Lefaso.net : Ces thématiques répondaient-elles vraiment à des préoccupations des acteurs ?

Jean Bosco Bazié : Oui, 350 participants y ont pris part venant du Burkina, de France, du Mali, du Niger, du Sénégal, du Tchad, du Togo et au regard de l’engouement et des résultats des travaux, nous sommes confortés sur l’idée que nous ne pourrons trouver de réponses aux besoins sociaux de base telle que l’eau, si nous occultons le débat sur les questions de sociétés, de cultures. Impossible de construire un projet sans les Hommes et leurs fondamentaux qui sont entre autres la culture.

Lefaso.net : Quel était le profil des participants au colloque ?

Les participants venaient de divers milieux socioprofessionnels, de l’enseignant-chercheur à l’université de Rouen en France à l’animateur villageois de Diouloulou en Casamance au Sénégal en passant par l’ingénieur ou l’ancien ministre. Une vraie diversité en termes de profils de participants.

Lefaso.net : En quelques mots, quelles ont été les grandes conclusions du colloque ?

Jean Bosco Bazié : La première conclusion et qui n’est pas nouvelle, c’est que nous sommes tous dépendants les uns des autres, quelle que soit la provenance géographique ou l’origine sociale et les moyens matériels dont on dispose. Et pour ce faire, il n’y a de richesse que la communauté d’idées, de savoirs et de biens. La seconde conclusion est que nos différences sont pour autant des richesses qui enrichissent mutuellement. Et enfin, qu’un projet associatif international tel que l’ambitionne les acteurs d’Eau Vive, se construit autour de l’idée d’un patrimoine commun d’abord d’ordre immatériel qui fonde l’engagement commun et les sacrifices à consentir dans le temps.

Bien évidemment pour aller au-delà, il faut transcender les clichés et autres idées reçues de part et d’autre au Nord comme au Sud.

Lefaso.net : Vous avez parlé tantôt de la création de la Fédération Eau Vive Internationale. A quoi répond cette restructuration ou réorganisation ?

Jean Bosco Bazié : Il s’agit d’une étape majeure dans le parcours d’Eau Vive. Imaginez un peu une organisation créée en mars 1978 sur les bords de la Seine à Paris qui aboutit 35 ans après à une fédération internationale de plusieurs associations Eau Vive et qui fixe son siège social à Ouagadougou pour rayonner dans le monde.
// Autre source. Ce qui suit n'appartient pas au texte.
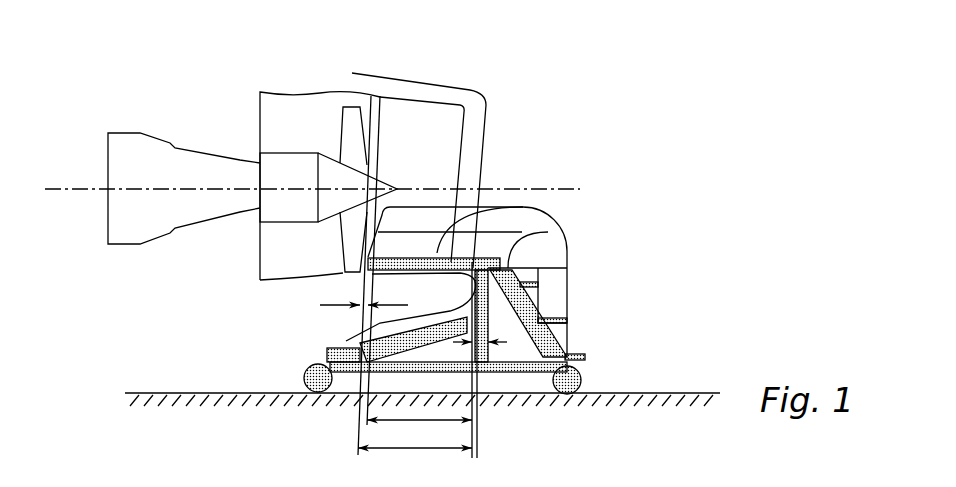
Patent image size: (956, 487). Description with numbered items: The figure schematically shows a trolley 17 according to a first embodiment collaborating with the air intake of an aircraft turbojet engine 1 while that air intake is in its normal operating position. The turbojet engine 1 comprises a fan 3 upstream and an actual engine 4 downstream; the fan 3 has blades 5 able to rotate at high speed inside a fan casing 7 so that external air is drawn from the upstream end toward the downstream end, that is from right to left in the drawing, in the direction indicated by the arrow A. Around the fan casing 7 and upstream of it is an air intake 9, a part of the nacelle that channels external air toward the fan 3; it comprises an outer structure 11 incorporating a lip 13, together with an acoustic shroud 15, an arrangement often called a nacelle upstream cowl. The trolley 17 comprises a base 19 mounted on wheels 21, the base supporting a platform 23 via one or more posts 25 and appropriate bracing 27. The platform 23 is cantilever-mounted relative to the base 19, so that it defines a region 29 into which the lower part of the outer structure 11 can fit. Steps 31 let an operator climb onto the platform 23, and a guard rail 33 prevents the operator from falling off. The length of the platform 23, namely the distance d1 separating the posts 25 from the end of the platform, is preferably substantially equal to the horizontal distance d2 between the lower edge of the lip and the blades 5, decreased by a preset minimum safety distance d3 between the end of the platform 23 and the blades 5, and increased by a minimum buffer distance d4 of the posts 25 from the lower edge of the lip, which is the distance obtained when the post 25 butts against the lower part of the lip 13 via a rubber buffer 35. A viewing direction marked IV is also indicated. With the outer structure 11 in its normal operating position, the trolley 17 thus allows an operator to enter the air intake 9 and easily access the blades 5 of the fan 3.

The aircraft turbojet engine 1 is at (199, 99).
The fan 3 is at (304, 244).
The actual engine 4 is at (143, 228).
The blades 5 is at (348, 130).
The fan casing 7 is at (265, 90).
The air intake 9 is at (450, 69).
The outer structure 11 is at (475, 83).
The lip 13 is at (478, 128).
The acoustic shroud 15 is at (424, 107).
The trolley 17 is at (615, 290).
The base 19 is at (517, 368).
The wheels 21 is at (583, 383).
The platform 23 is at (520, 207).
The post 25 is at (480, 328).
The bracing 27 is at (345, 342).
The region 29 is at (407, 321).
The steps 31 is at (584, 357).
The guard rail 33 is at (567, 258).
The rubber buffer 35 is at (560, 235).
The arrow A is at (505, 127).
The viewing direction IV is at (630, 146).
The distance d1 is at (398, 429).
The horizontal distance d2 is at (412, 456).
The minimum safety distance d3 is at (367, 305).
The minimum buffer distance d4 is at (474, 354).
La naissance de la fédération répond à la double ambition d’amplifier l’action avec plus d’énergies et de moyens et de donner plus de place aux Africains dans la gouvernance associative de l’institution.

Lefaso.net : Quelles perspectives après ce colloque de Ouagadougou ?

Jean Bosco Bazié : Il ne reste plus qu’à s’organiser pour traduire dans les actions de tous les jours, les conclusions et recommandations du colloque et à accompagner la nouvelle fédération dans son ancrage au Burkina Faso, en Afrique et ailleurs dans le monde.